Participants received US $0.50 for each completed human intelligence task (HIT). While completing multiple HITs was allowed, participants were prevented from evaluating duplicate content (eg, both the audio and printed versions of a text) to prevent potential bias from repeated exposure. Each text or its audio version represented one HIT containing the stimulus material (either text or audio) followed by a short questionnaire containing a perceived difficulty evaluation, 2 multiple-choice (MC) comprehension questions, 2 true-false (TF) comprehension questions, an attention check question (for data cleaning purposes), and a free recall task.

Ethical Considerations

This study was reviewed and approved by the Institutional Review Board (IRB) at the University of Arizona (IRB Protocol: STUDY00002235). It involves human participants and complies with all institutional and federal guidelines for the ethical conduct of research. This study involved data collection through AMT, and full IRB approval was obtained before data collection.
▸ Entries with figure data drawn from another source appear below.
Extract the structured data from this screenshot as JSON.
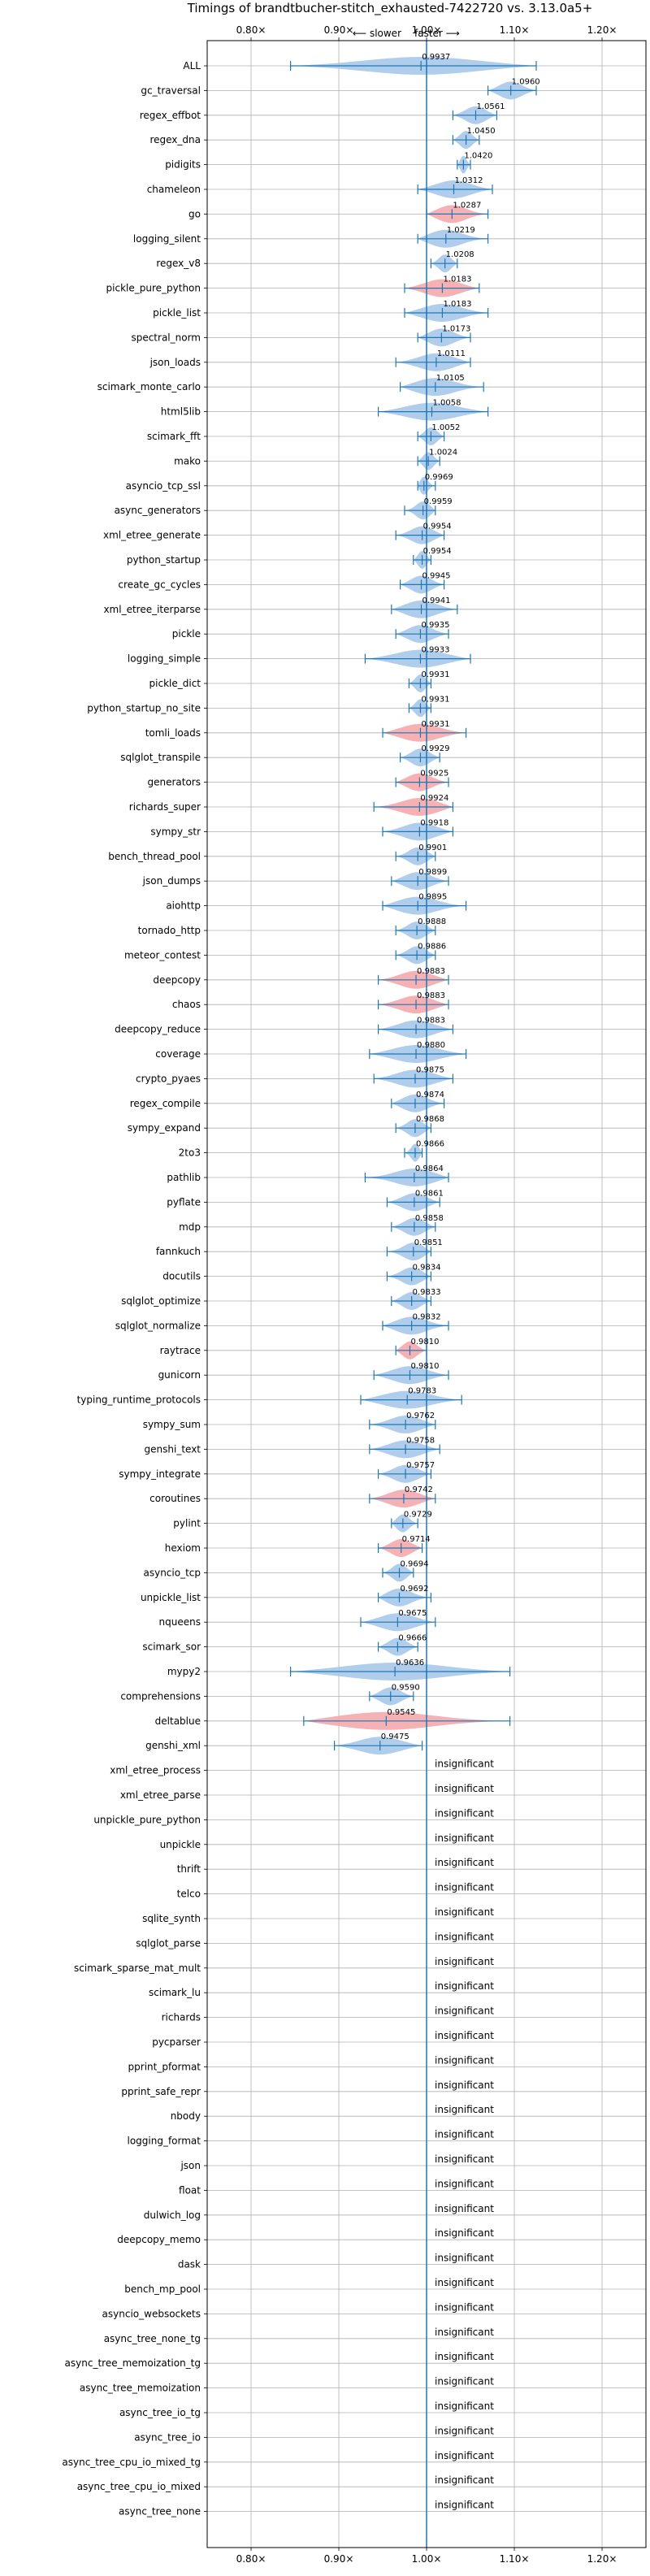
{
  "chart_data": {
    "type": "violin",
    "title": "Timings of brandtbucher-stitch_exhausted-7422720 vs. 3.13.0a5+",
    "direction_labels": {
      "slower": "⟵ slower",
      "faster": "faster ⟶"
    },
    "xlim": [
      0.75,
      1.25
    ],
    "xticks": [
      0.8,
      0.9,
      1.0,
      1.1,
      1.2
    ],
    "xtick_labels": [
      "0.80×",
      "0.90×",
      "1.00×",
      "1.10×",
      "1.20×"
    ],
    "grid": true,
    "colors": {
      "faster": "#a9c8ea",
      "slower": "#f5a9ad",
      "line": "#1f77b4"
    },
    "significant": [
      {
        "name": "ALL",
        "value": "0.9937",
        "mean": 0.9937,
        "min": 0.845,
        "max": 1.125,
        "color": "faster"
      },
      {
        "name": "gc_traversal",
        "value": "1.0960",
        "mean": 1.096,
        "min": 1.07,
        "max": 1.125,
        "color": "faster"
      },
      {
        "name": "regex_effbot",
        "value": "1.0561",
        "mean": 1.056,
        "min": 1.03,
        "max": 1.08,
        "color": "faster"
      },
      {
        "name": "regex_dna",
        "value": "1.0450",
        "mean": 1.045,
        "min": 1.03,
        "max": 1.06,
        "color": "faster"
      },
      {
        "name": "pidigits",
        "value": "1.0420",
        "mean": 1.042,
        "min": 1.035,
        "max": 1.05,
        "color": "faster"
      },
      {
        "name": "chameleon",
        "value": "1.0312",
        "mean": 1.031,
        "min": 0.99,
        "max": 1.075,
        "color": "faster"
      },
      {
        "name": "go",
        "value": "1.0287",
        "mean": 1.029,
        "min": 1.0,
        "max": 1.07,
        "color": "slower"
      },
      {
        "name": "logging_silent",
        "value": "1.0219",
        "mean": 1.022,
        "min": 0.99,
        "max": 1.07,
        "color": "faster"
      },
      {
        "name": "regex_v8",
        "value": "1.0208",
        "mean": 1.021,
        "min": 1.005,
        "max": 1.035,
        "color": "faster"
      },
      {
        "name": "pickle_pure_python",
        "value": "1.0183",
        "mean": 1.018,
        "min": 0.975,
        "max": 1.06,
        "color": "slower"
      },
      {
        "name": "pickle_list",
        "value": "1.0183",
        "mean": 1.018,
        "min": 0.975,
        "max": 1.07,
        "color": "faster"
      },
      {
        "name": "spectral_norm",
        "value": "1.0173",
        "mean": 1.017,
        "min": 0.99,
        "max": 1.05,
        "color": "faster"
      },
      {
        "name": "json_loads",
        "value": "1.0111",
        "mean": 1.011,
        "min": 0.965,
        "max": 1.05,
        "color": "faster"
      },
      {
        "name": "scimark_monte_carlo",
        "value": "1.0105",
        "mean": 1.01,
        "min": 0.97,
        "max": 1.065,
        "color": "faster"
      },
      {
        "name": "html5lib",
        "value": "1.0058",
        "mean": 1.006,
        "min": 0.945,
        "max": 1.07,
        "color": "faster"
      },
      {
        "name": "scimark_fft",
        "value": "1.0052",
        "mean": 1.005,
        "min": 0.99,
        "max": 1.02,
        "color": "faster"
      },
      {
        "name": "mako",
        "value": "1.0024",
        "mean": 1.002,
        "min": 0.99,
        "max": 1.015,
        "color": "faster"
      },
      {
        "name": "asyncio_tcp_ssl",
        "value": "0.9969",
        "mean": 0.997,
        "min": 0.99,
        "max": 1.01,
        "color": "faster"
      },
      {
        "name": "async_generators",
        "value": "0.9959",
        "mean": 0.996,
        "min": 0.975,
        "max": 1.01,
        "color": "faster"
      },
      {
        "name": "xml_etree_generate",
        "value": "0.9954",
        "mean": 0.995,
        "min": 0.965,
        "max": 1.02,
        "color": "faster"
      },
      {
        "name": "python_startup",
        "value": "0.9954",
        "mean": 0.995,
        "min": 0.985,
        "max": 1.005,
        "color": "faster"
      },
      {
        "name": "create_gc_cycles",
        "value": "0.9945",
        "mean": 0.994,
        "min": 0.97,
        "max": 1.02,
        "color": "faster"
      },
      {
        "name": "xml_etree_iterparse",
        "value": "0.9941",
        "mean": 0.994,
        "min": 0.96,
        "max": 1.035,
        "color": "faster"
      },
      {
        "name": "pickle",
        "value": "0.9935",
        "mean": 0.993,
        "min": 0.965,
        "max": 1.025,
        "color": "faster"
      },
      {
        "name": "logging_simple",
        "value": "0.9933",
        "mean": 0.993,
        "min": 0.93,
        "max": 1.05,
        "color": "faster"
      },
      {
        "name": "pickle_dict",
        "value": "0.9931",
        "mean": 0.993,
        "min": 0.98,
        "max": 1.005,
        "color": "faster"
      },
      {
        "name": "python_startup_no_site",
        "value": "0.9931",
        "mean": 0.993,
        "min": 0.98,
        "max": 1.005,
        "color": "faster"
      },
      {
        "name": "tomli_loads",
        "value": "0.9931",
        "mean": 0.993,
        "min": 0.95,
        "max": 1.045,
        "color": "slower"
      },
      {
        "name": "sqlglot_transpile",
        "value": "0.9929",
        "mean": 0.993,
        "min": 0.97,
        "max": 1.015,
        "color": "faster"
      },
      {
        "name": "generators",
        "value": "0.9925",
        "mean": 0.992,
        "min": 0.965,
        "max": 1.025,
        "color": "slower"
      },
      {
        "name": "richards_super",
        "value": "0.9924",
        "mean": 0.992,
        "min": 0.94,
        "max": 1.03,
        "color": "slower"
      },
      {
        "name": "sympy_str",
        "value": "0.9918",
        "mean": 0.992,
        "min": 0.95,
        "max": 1.03,
        "color": "faster"
      },
      {
        "name": "bench_thread_pool",
        "value": "0.9901",
        "mean": 0.99,
        "min": 0.965,
        "max": 1.01,
        "color": "faster"
      },
      {
        "name": "json_dumps",
        "value": "0.9899",
        "mean": 0.99,
        "min": 0.96,
        "max": 1.025,
        "color": "faster"
      },
      {
        "name": "aiohttp",
        "value": "0.9895",
        "mean": 0.99,
        "min": 0.95,
        "max": 1.045,
        "color": "faster"
      },
      {
        "name": "tornado_http",
        "value": "0.9888",
        "mean": 0.989,
        "min": 0.965,
        "max": 1.01,
        "color": "faster"
      },
      {
        "name": "meteor_contest",
        "value": "0.9886",
        "mean": 0.989,
        "min": 0.965,
        "max": 1.01,
        "color": "faster"
      },
      {
        "name": "deepcopy",
        "value": "0.9883",
        "mean": 0.988,
        "min": 0.945,
        "max": 1.025,
        "color": "slower"
      },
      {
        "name": "chaos",
        "value": "0.9883",
        "mean": 0.988,
        "min": 0.945,
        "max": 1.025,
        "color": "slower"
      },
      {
        "name": "deepcopy_reduce",
        "value": "0.9883",
        "mean": 0.988,
        "min": 0.945,
        "max": 1.03,
        "color": "faster"
      },
      {
        "name": "coverage",
        "value": "0.9880",
        "mean": 0.988,
        "min": 0.935,
        "max": 1.045,
        "color": "faster"
      },
      {
        "name": "crypto_pyaes",
        "value": "0.9875",
        "mean": 0.987,
        "min": 0.94,
        "max": 1.03,
        "color": "faster"
      },
      {
        "name": "regex_compile",
        "value": "0.9874",
        "mean": 0.987,
        "min": 0.96,
        "max": 1.02,
        "color": "faster"
      },
      {
        "name": "sympy_expand",
        "value": "0.9868",
        "mean": 0.987,
        "min": 0.965,
        "max": 1.005,
        "color": "faster"
      },
      {
        "name": "2to3",
        "value": "0.9866",
        "mean": 0.987,
        "min": 0.975,
        "max": 0.995,
        "color": "faster"
      },
      {
        "name": "pathlib",
        "value": "0.9864",
        "mean": 0.986,
        "min": 0.93,
        "max": 1.025,
        "color": "faster"
      },
      {
        "name": "pyflate",
        "value": "0.9861",
        "mean": 0.986,
        "min": 0.955,
        "max": 1.015,
        "color": "faster"
      },
      {
        "name": "mdp",
        "value": "0.9858",
        "mean": 0.986,
        "min": 0.96,
        "max": 1.01,
        "color": "faster"
      },
      {
        "name": "fannkuch",
        "value": "0.9851",
        "mean": 0.985,
        "min": 0.955,
        "max": 1.005,
        "color": "faster"
      },
      {
        "name": "docutils",
        "value": "0.9834",
        "mean": 0.983,
        "min": 0.955,
        "max": 1.005,
        "color": "faster"
      },
      {
        "name": "sqlglot_optimize",
        "value": "0.9833",
        "mean": 0.983,
        "min": 0.96,
        "max": 1.005,
        "color": "faster"
      },
      {
        "name": "sqlglot_normalize",
        "value": "0.9832",
        "mean": 0.983,
        "min": 0.95,
        "max": 1.025,
        "color": "faster"
      },
      {
        "name": "raytrace",
        "value": "0.9810",
        "mean": 0.981,
        "min": 0.965,
        "max": 1.0,
        "color": "slower"
      },
      {
        "name": "gunicorn",
        "value": "0.9810",
        "mean": 0.981,
        "min": 0.94,
        "max": 1.025,
        "color": "faster"
      },
      {
        "name": "typing_runtime_protocols",
        "value": "0.9783",
        "mean": 0.978,
        "min": 0.925,
        "max": 1.04,
        "color": "faster"
      },
      {
        "name": "sympy_sum",
        "value": "0.9762",
        "mean": 0.976,
        "min": 0.935,
        "max": 1.01,
        "color": "faster"
      },
      {
        "name": "genshi_text",
        "value": "0.9758",
        "mean": 0.976,
        "min": 0.935,
        "max": 1.015,
        "color": "faster"
      },
      {
        "name": "sympy_integrate",
        "value": "0.9757",
        "mean": 0.976,
        "min": 0.945,
        "max": 1.005,
        "color": "faster"
      },
      {
        "name": "coroutines",
        "value": "0.9742",
        "mean": 0.974,
        "min": 0.935,
        "max": 1.01,
        "color": "slower"
      },
      {
        "name": "pylint",
        "value": "0.9729",
        "mean": 0.973,
        "min": 0.96,
        "max": 0.99,
        "color": "faster"
      },
      {
        "name": "hexiom",
        "value": "0.9714",
        "mean": 0.971,
        "min": 0.945,
        "max": 0.995,
        "color": "slower"
      },
      {
        "name": "asyncio_tcp",
        "value": "0.9694",
        "mean": 0.969,
        "min": 0.95,
        "max": 0.985,
        "color": "faster"
      },
      {
        "name": "unpickle_list",
        "value": "0.9692",
        "mean": 0.969,
        "min": 0.945,
        "max": 1.005,
        "color": "faster"
      },
      {
        "name": "nqueens",
        "value": "0.9675",
        "mean": 0.967,
        "min": 0.925,
        "max": 1.01,
        "color": "faster"
      },
      {
        "name": "scimark_sor",
        "value": "0.9666",
        "mean": 0.967,
        "min": 0.945,
        "max": 0.99,
        "color": "faster"
      },
      {
        "name": "mypy2",
        "value": "0.9636",
        "mean": 0.964,
        "min": 0.845,
        "max": 1.095,
        "color": "faster"
      },
      {
        "name": "comprehensions",
        "value": "0.9590",
        "mean": 0.959,
        "min": 0.935,
        "max": 0.985,
        "color": "faster"
      },
      {
        "name": "deltablue",
        "value": "0.9545",
        "mean": 0.954,
        "min": 0.86,
        "max": 1.095,
        "color": "slower"
      },
      {
        "name": "genshi_xml",
        "value": "0.9475",
        "mean": 0.947,
        "min": 0.895,
        "max": 0.995,
        "color": "faster"
      }
    ],
    "insignificant_label": "insignificant",
    "insignificant": [
      "xml_etree_process",
      "xml_etree_parse",
      "unpickle_pure_python",
      "unpickle",
      "thrift",
      "telco",
      "sqlite_synth",
      "sqlglot_parse",
      "scimark_sparse_mat_mult",
      "scimark_lu",
      "richards",
      "pycparser",
      "pprint_pformat",
      "pprint_safe_repr",
      "nbody",
      "logging_format",
      "json",
      "float",
      "dulwich_log",
      "deepcopy_memo",
      "dask",
      "bench_mp_pool",
      "asyncio_websockets",
      "async_tree_none_tg",
      "async_tree_memoization_tg",
      "async_tree_memoization",
      "async_tree_io_tg",
      "async_tree_io",
      "async_tree_cpu_io_mixed_tg",
      "async_tree_cpu_io_mixed",
      "async_tree_none"
    ]
  }
}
Before participation, all participants were provided with an electronic informed consent form. The form outlined the purpose of the study, the procedures involved, and participants’ rights, including the right to withdraw from the study at any point without penalty. Participants were informed that the IRB had approved the study.

All data collected in this study were deidentified before analysis. No personally identifiable information was collected or stored. Data were stored on secure, access-controlled servers, and all analyses were conducted using anonymized datasets to ensure participant confidentiality.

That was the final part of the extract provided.